A collection company that’s external to the vendor, that is, one that’s not a subsidiary of the vendor, will typically buy “bad debt” or “charged-off” debt that the vendor’s internal collections area can’t process to payment. The older the debt, the less the collection company will pay. When an initial collection fails, the debt may be resold to another collection agency. Please understand that each collection agency owns the debt at that point and that the original vendor no longer has rights to the debt, typically speaking. The collection agency can and will use all resources at its disposal to collect the debt, as this is their business. They are unlikely to take the alleged debtor to court for small amounts as the mere act of filing will cost hundreds of dollars in attorney’s time and filing fees. If a suit is launched, the defendant that can defend his or her position will win if the debt is not provable, which is the plaintiff’s responsibility to show. Should the plaintiff prevail and be awarded a default judgment, the plaintiff will still have to collect the default amount, although at that point, the options are expanded to include asking the Court for judgment tools, like a court order to attach wages, bank accounts and other found assets. I have *never* heard of this done for amounts under five grand. And, one shouldn’t discount the defendant’s right to appeal and to otherwise tie up a case with factual discovery in the initial action and other elements of due process which is every American’s right.

Having said all that, the question remains as to what to do for amounts that are alleged to be owed but that are either inaccurate or false in toto. The FCRA and FDCPA are Federal laws that provide various modes of protection for consumers from debt collection gone awry.
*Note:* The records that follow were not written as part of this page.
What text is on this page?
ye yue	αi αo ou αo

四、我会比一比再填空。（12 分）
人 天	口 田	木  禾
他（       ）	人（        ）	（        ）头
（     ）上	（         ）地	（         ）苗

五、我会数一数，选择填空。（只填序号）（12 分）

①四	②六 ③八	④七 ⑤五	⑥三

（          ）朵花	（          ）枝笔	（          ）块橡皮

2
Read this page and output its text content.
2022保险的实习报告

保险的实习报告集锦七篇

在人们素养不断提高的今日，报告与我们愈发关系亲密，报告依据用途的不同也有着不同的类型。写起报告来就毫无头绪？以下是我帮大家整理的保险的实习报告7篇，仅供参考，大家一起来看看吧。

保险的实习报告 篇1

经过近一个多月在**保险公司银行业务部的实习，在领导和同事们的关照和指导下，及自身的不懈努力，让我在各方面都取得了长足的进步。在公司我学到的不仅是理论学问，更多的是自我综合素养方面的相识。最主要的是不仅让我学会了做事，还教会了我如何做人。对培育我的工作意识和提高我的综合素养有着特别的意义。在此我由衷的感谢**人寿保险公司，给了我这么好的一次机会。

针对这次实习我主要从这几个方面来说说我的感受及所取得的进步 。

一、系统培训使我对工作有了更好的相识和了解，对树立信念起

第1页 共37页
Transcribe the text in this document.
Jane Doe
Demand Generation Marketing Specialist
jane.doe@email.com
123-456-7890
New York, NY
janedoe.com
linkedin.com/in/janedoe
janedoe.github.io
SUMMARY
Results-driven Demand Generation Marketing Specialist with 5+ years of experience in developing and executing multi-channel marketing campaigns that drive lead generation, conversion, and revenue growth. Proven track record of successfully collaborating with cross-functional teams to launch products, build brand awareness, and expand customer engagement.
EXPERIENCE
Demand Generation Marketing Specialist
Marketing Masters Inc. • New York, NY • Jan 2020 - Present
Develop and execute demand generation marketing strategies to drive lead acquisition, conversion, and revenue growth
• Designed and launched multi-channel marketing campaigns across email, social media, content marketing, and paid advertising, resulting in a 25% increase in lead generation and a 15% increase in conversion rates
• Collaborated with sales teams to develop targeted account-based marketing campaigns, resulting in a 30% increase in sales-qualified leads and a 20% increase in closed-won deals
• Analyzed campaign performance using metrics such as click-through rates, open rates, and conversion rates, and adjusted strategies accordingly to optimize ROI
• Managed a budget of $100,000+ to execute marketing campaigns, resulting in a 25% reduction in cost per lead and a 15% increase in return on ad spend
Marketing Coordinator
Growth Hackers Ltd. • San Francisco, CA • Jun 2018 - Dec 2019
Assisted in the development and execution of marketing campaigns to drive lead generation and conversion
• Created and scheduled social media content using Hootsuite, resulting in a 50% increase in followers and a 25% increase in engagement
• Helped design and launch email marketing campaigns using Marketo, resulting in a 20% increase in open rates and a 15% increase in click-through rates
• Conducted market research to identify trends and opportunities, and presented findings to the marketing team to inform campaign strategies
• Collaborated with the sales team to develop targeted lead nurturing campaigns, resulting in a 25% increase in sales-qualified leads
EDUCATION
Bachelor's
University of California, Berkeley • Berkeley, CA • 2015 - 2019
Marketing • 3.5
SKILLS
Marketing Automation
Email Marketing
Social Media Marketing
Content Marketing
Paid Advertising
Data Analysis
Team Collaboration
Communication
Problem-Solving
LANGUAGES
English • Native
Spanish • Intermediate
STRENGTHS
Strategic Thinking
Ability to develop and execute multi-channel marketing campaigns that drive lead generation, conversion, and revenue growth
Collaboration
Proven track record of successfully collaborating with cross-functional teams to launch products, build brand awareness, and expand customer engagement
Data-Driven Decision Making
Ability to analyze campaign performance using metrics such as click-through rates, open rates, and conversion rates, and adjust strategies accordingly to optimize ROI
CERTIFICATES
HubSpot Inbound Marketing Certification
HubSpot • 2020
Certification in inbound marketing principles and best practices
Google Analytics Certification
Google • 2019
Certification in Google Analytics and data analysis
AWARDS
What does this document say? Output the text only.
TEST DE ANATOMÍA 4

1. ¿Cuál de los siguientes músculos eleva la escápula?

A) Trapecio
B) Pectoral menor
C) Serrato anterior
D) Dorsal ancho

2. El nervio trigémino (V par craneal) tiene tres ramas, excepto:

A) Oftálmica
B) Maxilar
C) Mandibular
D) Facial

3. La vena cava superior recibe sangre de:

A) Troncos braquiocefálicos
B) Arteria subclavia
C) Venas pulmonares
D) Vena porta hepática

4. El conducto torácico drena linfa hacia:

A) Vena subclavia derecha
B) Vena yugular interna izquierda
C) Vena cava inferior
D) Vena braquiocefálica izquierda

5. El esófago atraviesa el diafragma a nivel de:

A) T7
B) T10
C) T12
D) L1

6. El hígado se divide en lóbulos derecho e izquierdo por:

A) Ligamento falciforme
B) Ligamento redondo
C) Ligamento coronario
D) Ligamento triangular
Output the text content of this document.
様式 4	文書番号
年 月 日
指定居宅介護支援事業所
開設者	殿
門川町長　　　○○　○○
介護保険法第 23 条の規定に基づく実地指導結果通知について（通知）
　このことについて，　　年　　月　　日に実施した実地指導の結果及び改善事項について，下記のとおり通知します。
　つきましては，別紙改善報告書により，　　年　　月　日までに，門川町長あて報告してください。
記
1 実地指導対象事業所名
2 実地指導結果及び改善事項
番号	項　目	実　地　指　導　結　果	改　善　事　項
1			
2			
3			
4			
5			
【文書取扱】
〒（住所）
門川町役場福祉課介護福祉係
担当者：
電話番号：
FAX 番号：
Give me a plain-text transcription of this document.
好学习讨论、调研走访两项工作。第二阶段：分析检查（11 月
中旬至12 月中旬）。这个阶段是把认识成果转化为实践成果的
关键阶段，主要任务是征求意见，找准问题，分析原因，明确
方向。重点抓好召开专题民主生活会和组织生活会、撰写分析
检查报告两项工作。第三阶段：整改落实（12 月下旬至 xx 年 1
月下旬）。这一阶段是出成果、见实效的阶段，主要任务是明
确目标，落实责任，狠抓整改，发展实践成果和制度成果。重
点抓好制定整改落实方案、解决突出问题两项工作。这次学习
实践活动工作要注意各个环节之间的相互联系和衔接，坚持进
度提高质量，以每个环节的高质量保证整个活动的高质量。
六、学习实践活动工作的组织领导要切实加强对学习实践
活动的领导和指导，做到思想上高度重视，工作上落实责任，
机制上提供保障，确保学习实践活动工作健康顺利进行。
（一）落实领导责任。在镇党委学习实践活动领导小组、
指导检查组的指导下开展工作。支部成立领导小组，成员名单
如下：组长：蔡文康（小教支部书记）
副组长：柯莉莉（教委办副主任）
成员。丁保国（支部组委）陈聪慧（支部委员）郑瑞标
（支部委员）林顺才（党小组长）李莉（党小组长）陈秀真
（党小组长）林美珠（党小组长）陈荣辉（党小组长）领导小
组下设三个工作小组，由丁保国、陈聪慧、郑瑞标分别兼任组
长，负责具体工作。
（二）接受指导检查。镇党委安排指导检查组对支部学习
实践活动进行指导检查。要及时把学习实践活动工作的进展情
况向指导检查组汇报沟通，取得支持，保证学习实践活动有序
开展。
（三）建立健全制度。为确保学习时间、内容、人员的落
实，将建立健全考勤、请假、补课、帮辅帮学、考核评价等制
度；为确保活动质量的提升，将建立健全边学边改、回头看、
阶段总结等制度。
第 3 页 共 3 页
The very first thing I would suggest is mailing, certified mail, return receipt requested, a letter that demands substantiation of the debt, including copies of signed contracts, billing dates, dates of default and proof from the collector that a) they have the right to collect debts in your state and b) they have the right to collect YOUR debt, that is, that they own the debt and most importantly, that the debt can be substantiated through documentation that shows you agreed to be bound by contract where for value received, you agreed to pay the original vendor money. In the same letter, you should demand that during the period allowed for them to respond that they cease all collection activity and should they not be able to validate the debt, they must initiate the removal of the invalid information from your credit report and that failure to do so will result in a suit by you against them (in Federal court) to compel them to perform as they are required by law. When you win such a suit, virtually inevitable when the elements of the rules are not satisfied by the collector, an award to you of $1000 is statutory. Further, if the agency doesn’t properly validate the debt and pursues a judgment, it would be possible to reflect this to the presiding judge and ask for a dismissal of those grounds alone.

In short, if you owe the debt and it’s provable that you owe the debt, and all other elements of law are in place, then you should endeavor to satisfy your obligation. On the other hand, if you don’t owe it, you’d be crazy to pay it EXCEPT if you chose to because it’s a small amount and not worth your time to fight it. And that’s a decision you would have to make.

Remember, at all times, stick to the facts and apply your rights. I know that many attorneys counseling poorer clients recommend settling even when the debt in question isn’t entirely legitimate because reporting to the CCAs can mean other, larger problems for their clients. So, each case is different but the rights are always the same.

Here’s a link to a sample letter that will be helpful for an initial dispute:

http://www.fair-debt-collection.com/Disputing_Collections/initial-dispute-letter.html

Good luck and remember: it’s your rights you’re fighting for!